We had been living off slightly plasticky Nutella on carrots for three weeks and we were nearly out. I was starting to wonder what we were going to live off once we ran out. He had had four episodes since the fire, but they were only small and he gave me plenty warning so I could get out into a grassy patch in time and put out the fire. I wondered if mum would ever come back, if they would ever forgive me, if I would survive long enough to see them. I kind of hoped I wouldn’t.
The wind whipped against my cheek. The cold air gave me goose bumps. If this was summer, I didn’t want to know how we would survive the winter. The cold had already set in, chilling me to the bone. I didn’t want to think how my brother was doing. He spent most of his time wandering through the ruins of our house with nothing but a t-shirt and shorts on. When he wasn’t doing that he was sitting in the barn. He was always angry now, not his old, happy self, it really hurt me to see him like this. One day he yelled out, “I wish I was dead”. It hurt to hear that. It hurt a lot.
I wondered if anybody had noticed we were gone. Probably not. I had one friend at school and my brother wasn’t at preschool yet. That struck me as odd. I mean, he was supposed to be going already. I started pre-school at 3. He was nearly 4. Did my parents know that he had this ability, or were they just cheap, leaving it to the last minute? I don’t know and somewhere, deep inside, I knew I didn’t want to know.

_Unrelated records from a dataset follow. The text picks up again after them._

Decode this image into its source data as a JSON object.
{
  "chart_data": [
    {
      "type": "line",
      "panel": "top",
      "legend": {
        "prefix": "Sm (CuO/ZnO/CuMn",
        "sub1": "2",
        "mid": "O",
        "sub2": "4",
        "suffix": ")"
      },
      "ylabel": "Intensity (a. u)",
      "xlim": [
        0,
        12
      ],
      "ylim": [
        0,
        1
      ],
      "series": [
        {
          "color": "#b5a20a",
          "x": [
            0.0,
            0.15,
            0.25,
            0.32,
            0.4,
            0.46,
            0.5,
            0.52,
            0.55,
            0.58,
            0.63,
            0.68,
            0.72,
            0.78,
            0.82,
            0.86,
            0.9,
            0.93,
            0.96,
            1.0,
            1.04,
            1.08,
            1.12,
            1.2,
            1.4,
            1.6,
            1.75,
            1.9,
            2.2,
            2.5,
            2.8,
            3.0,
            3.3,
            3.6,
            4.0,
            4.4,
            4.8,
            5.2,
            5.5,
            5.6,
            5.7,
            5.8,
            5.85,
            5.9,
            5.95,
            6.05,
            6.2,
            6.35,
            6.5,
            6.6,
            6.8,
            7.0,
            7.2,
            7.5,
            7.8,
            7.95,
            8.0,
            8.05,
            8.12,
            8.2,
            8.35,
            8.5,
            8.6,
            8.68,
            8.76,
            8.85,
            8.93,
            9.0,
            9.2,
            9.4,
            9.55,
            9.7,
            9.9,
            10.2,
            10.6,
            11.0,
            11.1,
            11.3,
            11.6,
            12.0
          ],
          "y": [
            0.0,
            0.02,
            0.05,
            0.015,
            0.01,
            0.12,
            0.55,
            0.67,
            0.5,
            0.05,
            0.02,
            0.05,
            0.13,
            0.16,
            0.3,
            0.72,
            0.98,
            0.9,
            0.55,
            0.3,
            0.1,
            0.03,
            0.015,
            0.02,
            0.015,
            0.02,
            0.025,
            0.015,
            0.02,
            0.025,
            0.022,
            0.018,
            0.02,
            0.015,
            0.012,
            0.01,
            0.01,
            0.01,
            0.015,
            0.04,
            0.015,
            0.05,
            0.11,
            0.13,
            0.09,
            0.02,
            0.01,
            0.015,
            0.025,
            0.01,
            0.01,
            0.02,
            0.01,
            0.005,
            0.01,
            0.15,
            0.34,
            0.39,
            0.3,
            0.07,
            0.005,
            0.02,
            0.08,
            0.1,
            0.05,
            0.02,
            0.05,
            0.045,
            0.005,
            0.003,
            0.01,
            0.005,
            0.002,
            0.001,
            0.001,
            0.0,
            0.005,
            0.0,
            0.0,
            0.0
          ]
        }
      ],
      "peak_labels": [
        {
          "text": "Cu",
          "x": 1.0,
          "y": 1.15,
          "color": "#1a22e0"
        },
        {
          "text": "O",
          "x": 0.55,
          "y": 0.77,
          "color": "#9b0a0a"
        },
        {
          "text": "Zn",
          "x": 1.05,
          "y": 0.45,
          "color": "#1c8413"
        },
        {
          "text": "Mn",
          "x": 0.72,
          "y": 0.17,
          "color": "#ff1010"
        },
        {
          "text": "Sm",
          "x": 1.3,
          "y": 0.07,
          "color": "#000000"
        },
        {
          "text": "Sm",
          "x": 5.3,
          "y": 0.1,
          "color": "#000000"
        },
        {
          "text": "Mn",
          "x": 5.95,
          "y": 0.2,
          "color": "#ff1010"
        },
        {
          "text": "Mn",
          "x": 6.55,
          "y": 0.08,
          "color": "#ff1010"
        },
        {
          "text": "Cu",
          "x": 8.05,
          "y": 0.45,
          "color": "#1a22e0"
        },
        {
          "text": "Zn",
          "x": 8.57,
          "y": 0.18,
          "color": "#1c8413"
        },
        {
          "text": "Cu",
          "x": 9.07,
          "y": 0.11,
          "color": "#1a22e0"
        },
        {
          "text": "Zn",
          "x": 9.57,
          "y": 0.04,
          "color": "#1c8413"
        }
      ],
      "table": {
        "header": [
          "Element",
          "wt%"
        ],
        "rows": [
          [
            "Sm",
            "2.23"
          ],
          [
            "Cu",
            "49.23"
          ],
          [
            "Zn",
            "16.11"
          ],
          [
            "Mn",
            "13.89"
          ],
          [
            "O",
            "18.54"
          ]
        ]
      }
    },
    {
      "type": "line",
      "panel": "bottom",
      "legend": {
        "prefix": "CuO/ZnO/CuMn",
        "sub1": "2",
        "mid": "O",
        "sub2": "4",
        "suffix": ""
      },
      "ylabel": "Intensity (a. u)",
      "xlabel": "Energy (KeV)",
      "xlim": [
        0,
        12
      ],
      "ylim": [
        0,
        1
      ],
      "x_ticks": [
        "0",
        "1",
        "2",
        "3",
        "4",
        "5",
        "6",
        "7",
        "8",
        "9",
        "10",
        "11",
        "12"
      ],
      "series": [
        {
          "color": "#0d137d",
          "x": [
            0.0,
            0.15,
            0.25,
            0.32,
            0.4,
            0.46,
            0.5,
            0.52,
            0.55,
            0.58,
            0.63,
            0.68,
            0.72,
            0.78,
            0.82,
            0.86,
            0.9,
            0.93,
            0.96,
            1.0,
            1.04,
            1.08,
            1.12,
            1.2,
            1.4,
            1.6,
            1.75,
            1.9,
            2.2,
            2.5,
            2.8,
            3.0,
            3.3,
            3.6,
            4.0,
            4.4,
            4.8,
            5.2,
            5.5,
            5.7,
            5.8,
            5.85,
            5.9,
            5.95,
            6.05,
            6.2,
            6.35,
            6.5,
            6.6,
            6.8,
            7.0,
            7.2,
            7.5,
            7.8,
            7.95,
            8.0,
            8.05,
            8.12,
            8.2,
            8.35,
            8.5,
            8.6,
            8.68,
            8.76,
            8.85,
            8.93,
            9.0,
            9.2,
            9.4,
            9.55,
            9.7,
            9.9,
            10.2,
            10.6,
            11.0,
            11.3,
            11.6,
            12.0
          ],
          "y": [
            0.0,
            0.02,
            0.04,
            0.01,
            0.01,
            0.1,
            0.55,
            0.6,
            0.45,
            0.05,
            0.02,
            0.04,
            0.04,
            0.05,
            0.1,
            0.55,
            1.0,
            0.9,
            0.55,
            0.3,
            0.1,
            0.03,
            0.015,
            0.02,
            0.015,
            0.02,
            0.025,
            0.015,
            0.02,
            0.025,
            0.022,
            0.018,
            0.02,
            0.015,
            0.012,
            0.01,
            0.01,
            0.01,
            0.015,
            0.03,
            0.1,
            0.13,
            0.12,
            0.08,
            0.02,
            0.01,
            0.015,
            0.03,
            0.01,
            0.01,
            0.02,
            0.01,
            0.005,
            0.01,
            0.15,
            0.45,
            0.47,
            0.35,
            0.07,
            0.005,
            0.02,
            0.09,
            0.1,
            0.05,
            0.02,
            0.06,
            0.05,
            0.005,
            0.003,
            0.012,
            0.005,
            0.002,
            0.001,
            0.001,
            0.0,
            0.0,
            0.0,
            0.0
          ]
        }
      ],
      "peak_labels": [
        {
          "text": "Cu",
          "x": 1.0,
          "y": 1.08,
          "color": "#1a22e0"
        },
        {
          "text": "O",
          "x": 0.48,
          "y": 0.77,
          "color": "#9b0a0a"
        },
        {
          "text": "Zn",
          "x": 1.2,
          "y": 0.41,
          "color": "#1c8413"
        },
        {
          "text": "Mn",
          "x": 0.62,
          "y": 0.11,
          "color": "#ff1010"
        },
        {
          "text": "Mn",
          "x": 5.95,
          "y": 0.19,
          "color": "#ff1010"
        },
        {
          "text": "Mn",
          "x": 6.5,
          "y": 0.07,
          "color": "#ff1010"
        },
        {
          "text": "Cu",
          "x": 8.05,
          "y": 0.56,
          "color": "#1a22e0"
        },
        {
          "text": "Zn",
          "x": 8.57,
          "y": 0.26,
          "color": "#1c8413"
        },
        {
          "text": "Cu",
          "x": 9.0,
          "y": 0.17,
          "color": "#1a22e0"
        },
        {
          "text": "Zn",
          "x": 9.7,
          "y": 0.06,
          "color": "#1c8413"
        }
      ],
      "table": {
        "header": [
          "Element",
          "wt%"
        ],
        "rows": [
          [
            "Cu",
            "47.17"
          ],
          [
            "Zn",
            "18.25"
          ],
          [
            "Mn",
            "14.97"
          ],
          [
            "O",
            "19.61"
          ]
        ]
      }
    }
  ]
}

He had had another episode. After a year, there was another episode. He had been going so well. There was fire dancing from tree to tree, crackling away merrily. There were flames everywhere, engulfing all that I could see. It had happened again. I just couldn’t believe my eyes. It was happening again. The water from the dam sloshed in my boots as I ran across the farm, away from the mess He had made, away from everything I had ever known and love. I ran, not knowing where to go. Just running.
The branches cut into my arms as I ran, pebbles sliding out from under me, leaving me to stumble and trip my way through the forest. There were tree roots threating to catch you off guard if you weren’t looking. It had to have been an hour. A stich burned in my stomach and my legs ached with lactic acid build ups. The wind whipped at my hair, sending it flying into my eyes. The fire hadn’t caught up with me and it was just a dot of orange light in the far distance. I was so sad. It had happened again and I had taken off. I was so disappointed in myself. I was just a bad as my mother. I was worse. I had abandoned he when he needed me the most. When I needed him the most. A smoothness underfoot interrupted my thoughts. A road, I thought, as I looked down. It spanned for kilometres, stretching from one place to the next and all the places in in between. It was the start and the end of the earth. That was what it looked to my exhaustion addled brain.
I started running along the road, hoping that a car would come up and give me a left to the city to find my family. There was a sharp turn in the road about a k up the road and I ran toward that. As I turned the corner, I saw a blinding flash. I froze in the middle of the road, sirens blazing all around me. There was a terrible crack and then everything went black.